The U.S. Supreme Court on Monday declined to hear the case of Victor Saldaño, a Texas death-row prisoner whose lawyers and state-retained experts say he is intellectually disabled. By turning down his appeal, the Court left intact a Texas appellate ruling that refused to send the case back for an evidentiary hearing, keeping his execution on track in a way his attorneys have called unconscionable. His legal team says it is now pivoting to other last-ditch avenues to try to stop the state from carrying out the death sentence.

High court order and dissent

In its June 22 order list, the Court denied Saldaño’s petition for certiorari. Justice Sonia Sotomayor, joined by Justices Elena Kagan and Ketanji Brown Jackson, dissented from the decision to look the other way. According to the opinion text published by the Legal Information Institute, Sotomayor wrote that the Texas Court of Criminal Appeals’ refusal to remand the case effectively blocked any meaningful review on the merits, even though experts for both the defense and the state agreed that Saldaño has significant intellectual deficits.

What he was convicted of

Saldaño was convicted of capital murder in the mid-1990s and later received a death sentence after a retrial, according to records compiled by Justia. His case has wound through the courts for decades, with a resentencing and multiple post-conviction petitions raising questions about his competency and related constitutional claims.

Experts, the state's concession and what filings show

Supreme Court filings detail how both the Office of Capital & Forensic Writs and the state’s own expert assessed Saldaño with IQ scores in the low 70s. The State of Texas told the Texas Court of Criminal Appeals that he met the statutory threshold for a full-blown hearing on the merits. In its reply brief in the high court, the Office of Capital & Forensic Writs stressed that both sides had agreed an evidentiary remand was appropriate, yet the Texas court still refused to allow further development of his Atkins claim. Speaking to NPR, Benjamin Wolff, director of the Office of Capital & Forensic Writs, said, “Every expert who has evaluated Mr. Saldaño for intellectual disability agrees he’s intellectually disabled.” His lawyers say they will continue pressing every legal angle to prevent his execution.
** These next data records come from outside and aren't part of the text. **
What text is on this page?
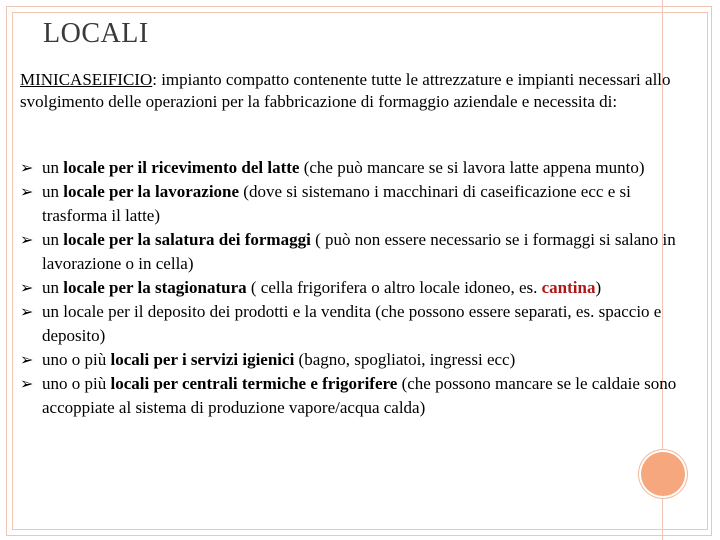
LOCALI
MINICASEIFICIO: impianto compatto contenente tutte le attrezzature e impianti necessari allo svolgimento delle operazioni per la fabbricazione di formaggio aziendale e necessita di:
➢ un locale per il ricevimento del latte (che può mancare se si lavora latte appena munto)
➢ un locale per la lavorazione (dove si sistemano i macchinari di caseificazione ecc e si trasforma il latte)
➢ un locale per la salatura dei formaggi ( può non essere necessario se i formaggi si salano in lavorazione o in cella)
➢ un locale per la stagionatura ( cella frigorifera o altro locale idoneo, es. cantina)
➢ un locale per il deposito dei prodotti e la vendita (che possono essere separati, es. spaccio e deposito)
➢ uno o più locali per i servizi igienici (bagno, spogliatoi, ingressi ecc)
➢ uno o più locali per centrali termiche e frigorifere (che possono mancare se le caldaie sono accoppiate al sistema di produzione vapore/acqua calda)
Why the legal question matters

The fight turns on core Eighth Amendment doctrine. In Atkins v. Virginia, the Supreme Court barred the execution of people with intellectual disabilities, and subsequent cases have made clear that courts must weigh IQ scores alongside evidence of adaptive functioning rather than using rigid numerical cutoffs. Legal analysis on SCOTUSblog about decisions such as Moore v. Texas has repeatedly underscored that courts are required to follow contemporary clinical standards when determining intellectual disability. Critics argue that the unusual combination of a prosecutorial concession and a state appeals court’s refusal to remand in Saldaño’s case raises hard questions about whether defendants can secure a merits hearing even when the factual record appears to point toward a constitutional exemption from the death penalty.

What comes next

With the Supreme Court out of the picture, Saldaño’s remaining options are largely confined to clemency requests and further maneuvering in Texas courts. His attorneys insist they will pursue every remaining remedy. For now, the justices’ decision leaves unresolved the thorny procedural issues surrounding how and when intellectual-disability claims in Texas actually get a full evidentiary airing.